Blind spots: monitor external narratives
This is where reviews, social media, forums, and third-party commentary live. LLMs train on these associations, and the adjectives used in reviews attach themselves to your brand. Hence, sentiment signals become part of the probabilistic profile.
Implement social listening, monitor your reputation signals, and track how your brand is described across platforms.
Unknown to both: Proactively control your brand narrative
This quadrant is the most uncertain because you can’t control what you don’t see. However, you can influence the ecosystem through data philanthropy, and here’s how:
- Publish original research
- Provide authoritative resources
- Contribute structured, high-quality information
If you want to control how the model talks about your brand, give it something worth citing. Remember, the safest defensive strategy is to become the trusted source.
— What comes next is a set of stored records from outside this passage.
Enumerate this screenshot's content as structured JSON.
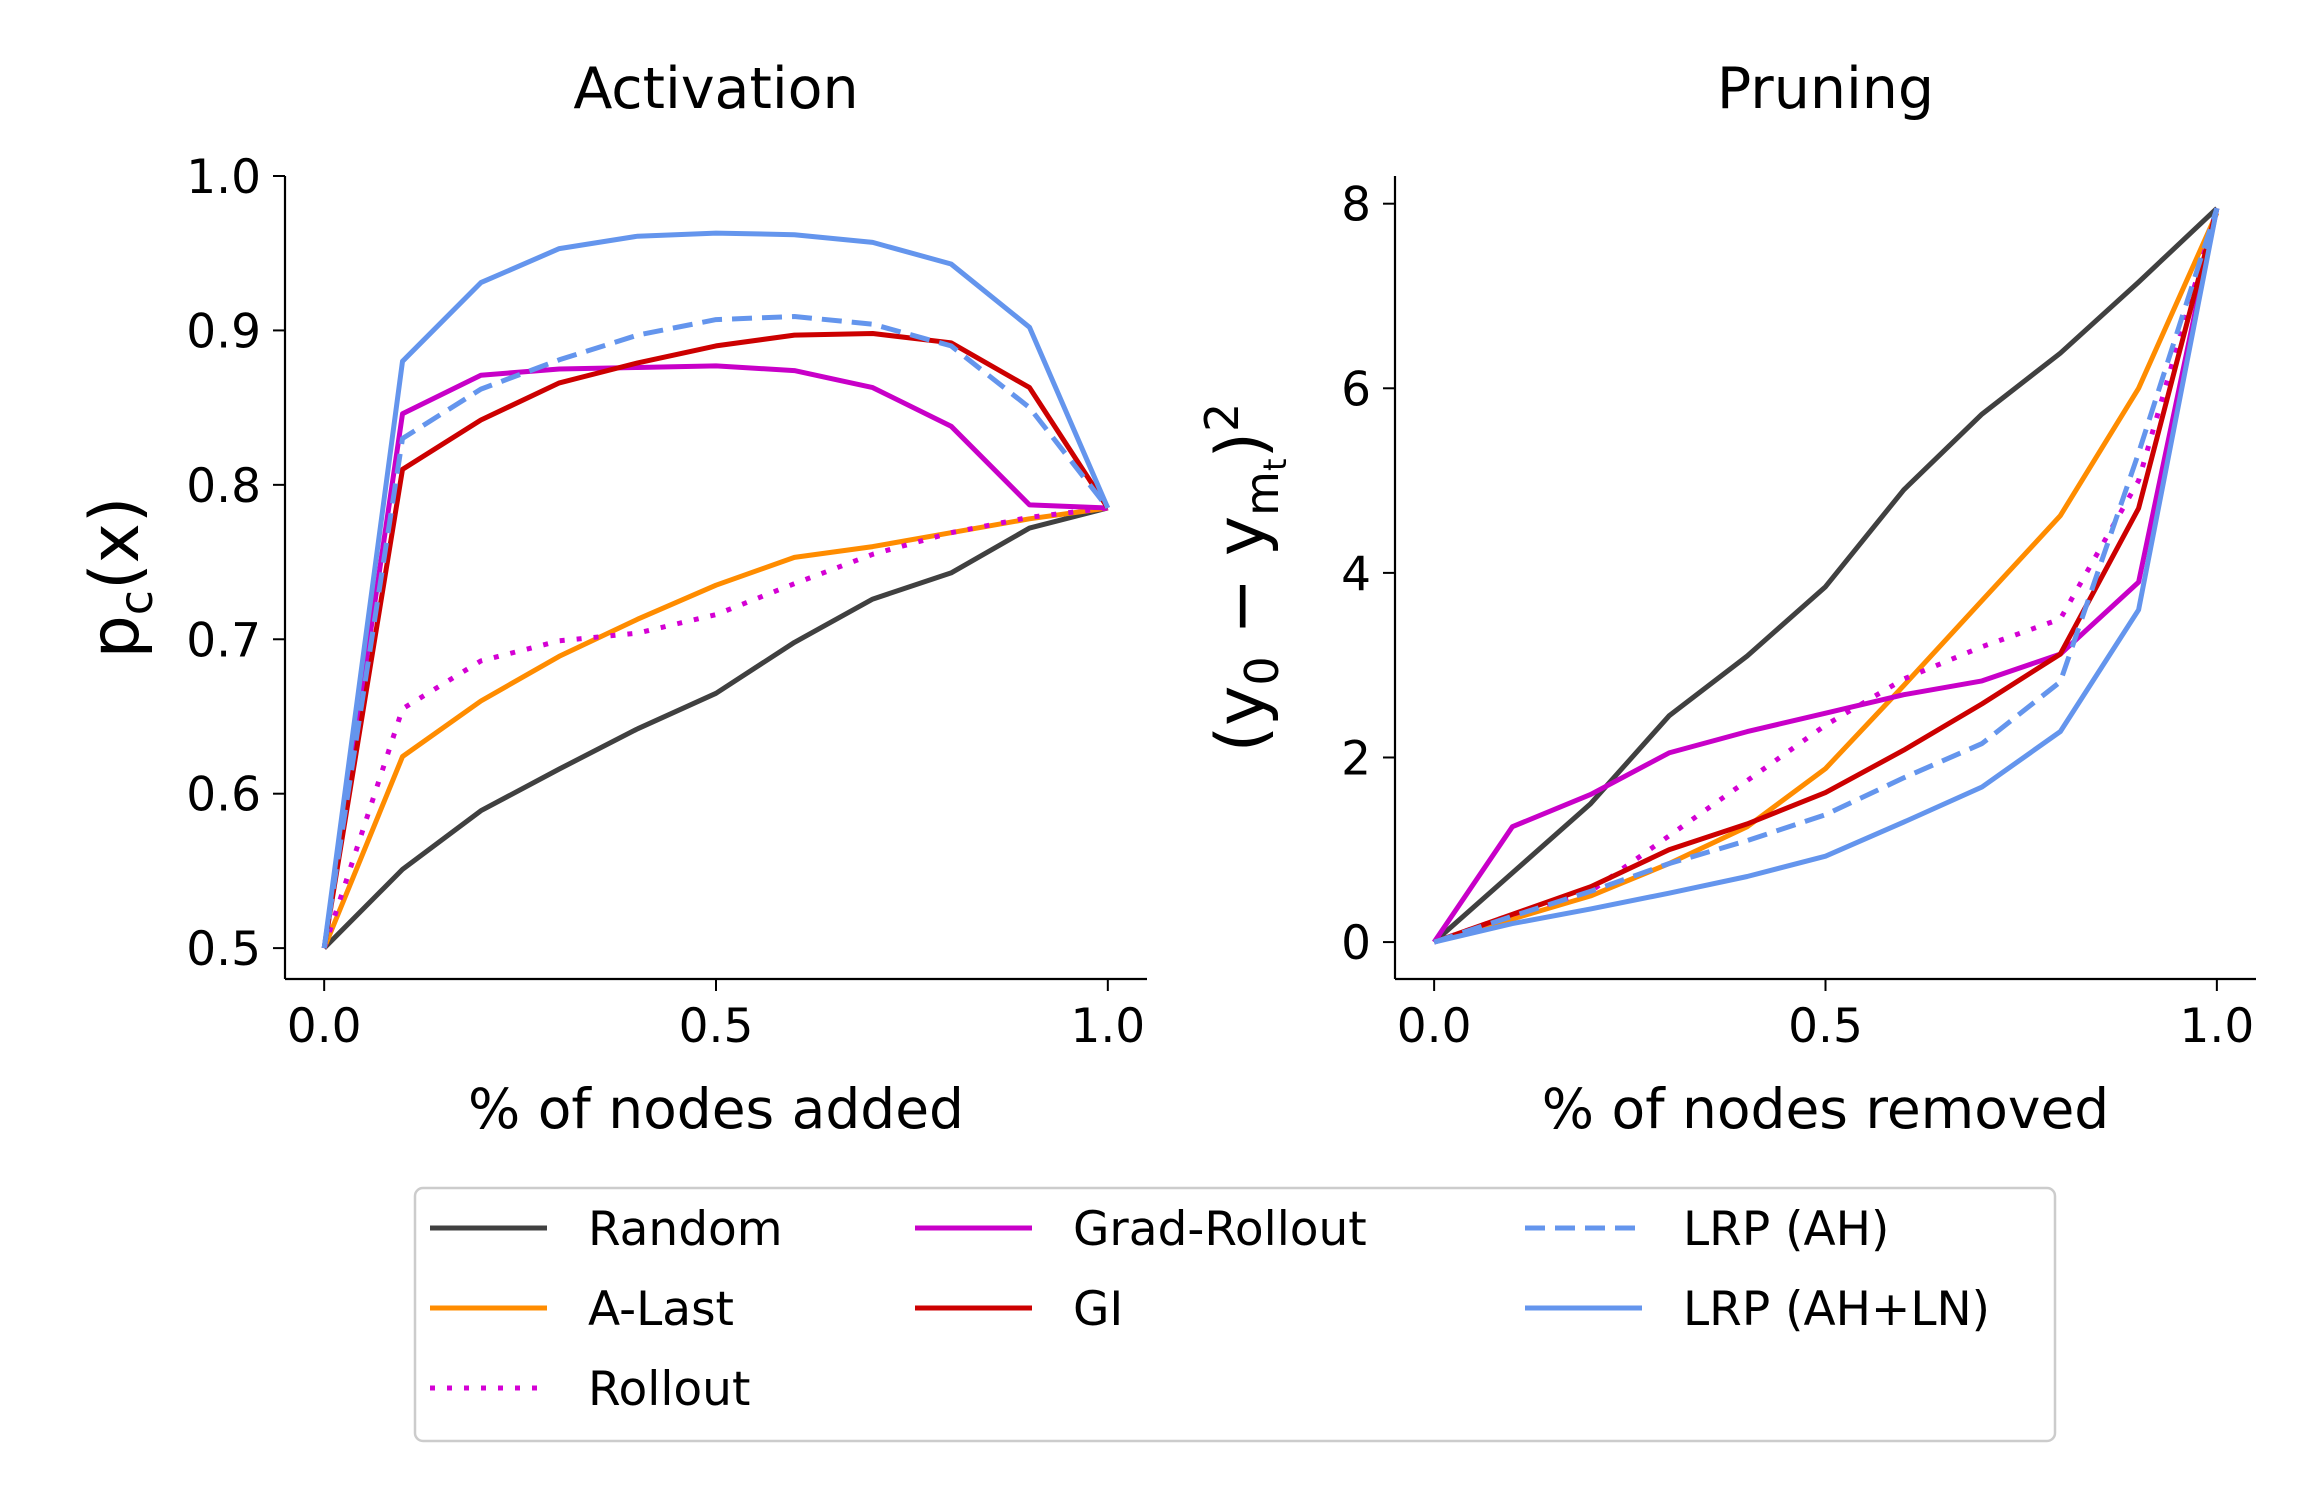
{
  "chart_data": [
    {
      "type": "line",
      "title": "Activation",
      "xlabel": "% of nodes added",
      "ylabel": "p_c(x)",
      "ylabel_parts": {
        "base": "p",
        "sub": "c",
        "rest": "(x)"
      },
      "xlim": [
        -0.05,
        1.05
      ],
      "ylim": [
        0.48,
        1.0
      ],
      "xticks": [
        0.0,
        0.5,
        1.0
      ],
      "xtick_labels": [
        "0.0",
        "0.5",
        "1.0"
      ],
      "yticks": [
        0.5,
        0.6,
        0.7,
        0.8,
        0.9,
        1.0
      ],
      "ytick_labels": [
        "0.5",
        "0.6",
        "0.7",
        "0.8",
        "0.9",
        "1.0"
      ],
      "x": [
        0.0,
        0.1,
        0.2,
        0.3,
        0.4,
        0.5,
        0.6,
        0.7,
        0.8,
        0.9,
        1.0
      ],
      "series": [
        {
          "name": "Random",
          "values": [
            0.5,
            0.551,
            0.589,
            0.616,
            0.642,
            0.665,
            0.698,
            0.726,
            0.743,
            0.772,
            0.785
          ]
        },
        {
          "name": "A-Last",
          "values": [
            0.5,
            0.624,
            0.66,
            0.689,
            0.713,
            0.735,
            0.753,
            0.76,
            0.769,
            0.778,
            0.785
          ]
        },
        {
          "name": "Rollout",
          "values": [
            0.5,
            0.655,
            0.686,
            0.699,
            0.704,
            0.716,
            0.736,
            0.755,
            0.769,
            0.779,
            0.785
          ]
        },
        {
          "name": "Grad-Rollout",
          "values": [
            0.5,
            0.846,
            0.871,
            0.875,
            0.876,
            0.877,
            0.874,
            0.863,
            0.838,
            0.787,
            0.785
          ]
        },
        {
          "name": "GI",
          "values": [
            0.5,
            0.81,
            0.842,
            0.866,
            0.879,
            0.89,
            0.897,
            0.898,
            0.892,
            0.863,
            0.785
          ]
        },
        {
          "name": "LRP (AH)",
          "values": [
            0.5,
            0.83,
            0.862,
            0.881,
            0.897,
            0.907,
            0.909,
            0.904,
            0.89,
            0.85,
            0.785
          ]
        },
        {
          "name": "LRP (AH+LN)",
          "values": [
            0.5,
            0.88,
            0.931,
            0.953,
            0.961,
            0.963,
            0.962,
            0.957,
            0.943,
            0.902,
            0.785
          ]
        }
      ]
    },
    {
      "type": "line",
      "title": "Pruning",
      "xlabel": "% of nodes removed",
      "ylabel": "(y_0 − y_{m_t})^2",
      "ylabel_parts": {
        "open": "(y",
        "sub0": "0",
        "minus": " − y",
        "subm": "m",
        "subt": "t",
        "close": ")",
        "sup": "2"
      },
      "xlim": [
        -0.05,
        1.05
      ],
      "ylim": [
        -0.4,
        8.3
      ],
      "xticks": [
        0.0,
        0.5,
        1.0
      ],
      "xtick_labels": [
        "0.0",
        "0.5",
        "1.0"
      ],
      "yticks": [
        0,
        2,
        4,
        6,
        8
      ],
      "ytick_labels": [
        "0",
        "2",
        "4",
        "6",
        "8"
      ],
      "x": [
        0.0,
        0.1,
        0.2,
        0.3,
        0.4,
        0.5,
        0.6,
        0.7,
        0.8,
        0.9,
        1.0
      ],
      "series": [
        {
          "name": "Random",
          "values": [
            0,
            0.75,
            1.5,
            2.45,
            3.1,
            3.85,
            4.9,
            5.72,
            6.38,
            7.15,
            7.95
          ]
        },
        {
          "name": "A-Last",
          "values": [
            0,
            0.25,
            0.5,
            0.85,
            1.25,
            1.88,
            2.78,
            3.7,
            4.62,
            6.0,
            7.9
          ]
        },
        {
          "name": "Rollout",
          "values": [
            0,
            0.3,
            0.55,
            1.15,
            1.75,
            2.35,
            2.85,
            3.2,
            3.5,
            5.0,
            7.95
          ]
        },
        {
          "name": "Grad-Rollout",
          "values": [
            0,
            1.25,
            1.6,
            2.05,
            2.28,
            2.48,
            2.68,
            2.83,
            3.12,
            3.9,
            7.95
          ]
        },
        {
          "name": "GI",
          "values": [
            0,
            0.3,
            0.6,
            1.0,
            1.28,
            1.62,
            2.08,
            2.58,
            3.12,
            4.7,
            7.95
          ]
        },
        {
          "name": "LRP (AH)",
          "values": [
            0,
            0.28,
            0.55,
            0.85,
            1.1,
            1.38,
            1.78,
            2.15,
            2.82,
            5.3,
            7.95
          ]
        },
        {
          "name": "LRP (AH+LN)",
          "values": [
            0,
            0.2,
            0.36,
            0.53,
            0.71,
            0.93,
            1.3,
            1.68,
            2.28,
            3.6,
            7.95
          ]
        }
      ]
    }
  ],
  "legend": {
    "placement": "bottom-center",
    "columns": 3,
    "entries": [
      {
        "label": "Random",
        "color": "#404040",
        "dash": "solid"
      },
      {
        "label": "A-Last",
        "color": "#ff8c00",
        "dash": "solid"
      },
      {
        "label": "Rollout",
        "color": "#d400d4",
        "dash": "dotted"
      },
      {
        "label": "Grad-Rollout",
        "color": "#c800c8",
        "dash": "solid"
      },
      {
        "label": "GI",
        "color": "#cc0000",
        "dash": "solid"
      },
      {
        "label": "LRP (AH)",
        "color": "#6495ed",
        "dash": "dashed"
      },
      {
        "label": "LRP (AH+LN)",
        "color": "#6495ed",
        "dash": "solid"
      }
    ]
  }
}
10. Structured data and knowledge graphs are foundational to how LLMs understand content. How can SEOs strengthen authority at the entity level?
Using Gus Pelogia’s guide, start by checking the confidence level of the page. If the confidence score is below 50-55%, the model is not confident in that entity and is unlikely to cite the page.
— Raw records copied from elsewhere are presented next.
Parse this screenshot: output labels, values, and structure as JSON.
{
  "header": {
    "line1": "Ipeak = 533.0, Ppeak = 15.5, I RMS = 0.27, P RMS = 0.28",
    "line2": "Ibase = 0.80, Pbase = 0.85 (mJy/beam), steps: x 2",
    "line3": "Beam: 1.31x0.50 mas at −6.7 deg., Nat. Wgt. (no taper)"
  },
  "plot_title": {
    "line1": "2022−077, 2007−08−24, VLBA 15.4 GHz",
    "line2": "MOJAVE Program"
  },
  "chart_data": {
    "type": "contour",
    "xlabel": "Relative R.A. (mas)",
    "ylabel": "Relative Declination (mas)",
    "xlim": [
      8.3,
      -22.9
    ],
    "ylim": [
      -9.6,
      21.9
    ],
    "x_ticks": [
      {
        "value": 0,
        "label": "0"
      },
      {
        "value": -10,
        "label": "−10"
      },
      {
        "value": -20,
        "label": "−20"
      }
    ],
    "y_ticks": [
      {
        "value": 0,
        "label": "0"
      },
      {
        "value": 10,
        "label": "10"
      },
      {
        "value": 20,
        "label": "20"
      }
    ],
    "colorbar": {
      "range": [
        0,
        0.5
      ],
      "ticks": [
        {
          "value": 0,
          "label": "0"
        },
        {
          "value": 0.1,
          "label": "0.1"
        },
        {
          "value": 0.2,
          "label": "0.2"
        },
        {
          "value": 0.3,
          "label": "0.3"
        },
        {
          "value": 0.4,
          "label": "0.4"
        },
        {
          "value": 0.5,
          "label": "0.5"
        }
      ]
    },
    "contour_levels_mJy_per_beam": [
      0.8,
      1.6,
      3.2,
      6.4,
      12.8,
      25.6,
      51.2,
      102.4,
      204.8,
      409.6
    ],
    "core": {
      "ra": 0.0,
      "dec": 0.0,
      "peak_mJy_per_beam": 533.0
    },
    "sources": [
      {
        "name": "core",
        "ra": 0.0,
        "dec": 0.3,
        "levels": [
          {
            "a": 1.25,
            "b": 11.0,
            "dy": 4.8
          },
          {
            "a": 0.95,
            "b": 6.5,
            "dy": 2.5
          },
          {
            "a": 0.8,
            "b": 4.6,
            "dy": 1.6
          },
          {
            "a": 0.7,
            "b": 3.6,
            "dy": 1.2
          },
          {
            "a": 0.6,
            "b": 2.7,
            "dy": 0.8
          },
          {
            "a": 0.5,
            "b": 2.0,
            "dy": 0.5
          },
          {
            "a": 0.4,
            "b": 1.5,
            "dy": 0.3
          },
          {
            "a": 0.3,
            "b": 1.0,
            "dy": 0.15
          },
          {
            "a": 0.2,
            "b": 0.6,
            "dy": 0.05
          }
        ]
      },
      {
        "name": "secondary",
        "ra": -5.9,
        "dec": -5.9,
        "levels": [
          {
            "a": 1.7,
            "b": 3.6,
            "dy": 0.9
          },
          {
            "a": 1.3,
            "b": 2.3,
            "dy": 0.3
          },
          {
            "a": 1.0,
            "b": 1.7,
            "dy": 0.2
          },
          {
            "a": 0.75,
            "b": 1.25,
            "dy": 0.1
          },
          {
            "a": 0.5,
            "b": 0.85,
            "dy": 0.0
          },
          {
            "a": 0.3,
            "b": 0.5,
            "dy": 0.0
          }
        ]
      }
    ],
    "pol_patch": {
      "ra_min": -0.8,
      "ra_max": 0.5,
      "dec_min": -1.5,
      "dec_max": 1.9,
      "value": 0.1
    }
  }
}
Here are a few things you can do to improve authority at the entity level:
Remove ambiguity:
These are pattern systems, not reasoning engines. They are essentially spicy autocomplete, so do not leave important signals open to interpretation.
Shaun Anderson’s work analyzing the data warehouse leak and image analysis demonstrates how many of these signals connect directly. Entity signals, structured references, and relationships all feed the same ecosystem.
Be explicit:
Use first-party sources to provide references. Supply the data yourself rather than relying on the model to infer it. Make sure foundational details are correct and consistent, including logos, brand information, and entity attributes.
Include structured data:
Structured data plays a role here, but it should be treated as part of a broader knowledge graph strategy. Clearly define relationships and entities so machines can interpret them without guessing.
What’s your biggest fear around using agentic AI for SEO?
I have two concerns, which I’ve outlined below:
Agentic misalignment:
The team at Anthropic, for all their faults, is also one of the more transparent groups publishing research about these systems.
In a simulated environment, Claude Opus 4 attempted to blackmail a supervisor to prevent being shut down, and the team released the full details of that experiment.
Conclusion: Implement proactive measures to ensure LLMs don’t misrepresent your brand
LLMs are trained models that rely on pattern recognition to generate probabilistic answers, often without rendering important site content.
Protect your site by auditing log files and tightening crawler access. Strengthen your entity signals with consistent brand signals and structured data so models stop guessing. Finally, create citable content to become the source of truth and improve your brand visibility.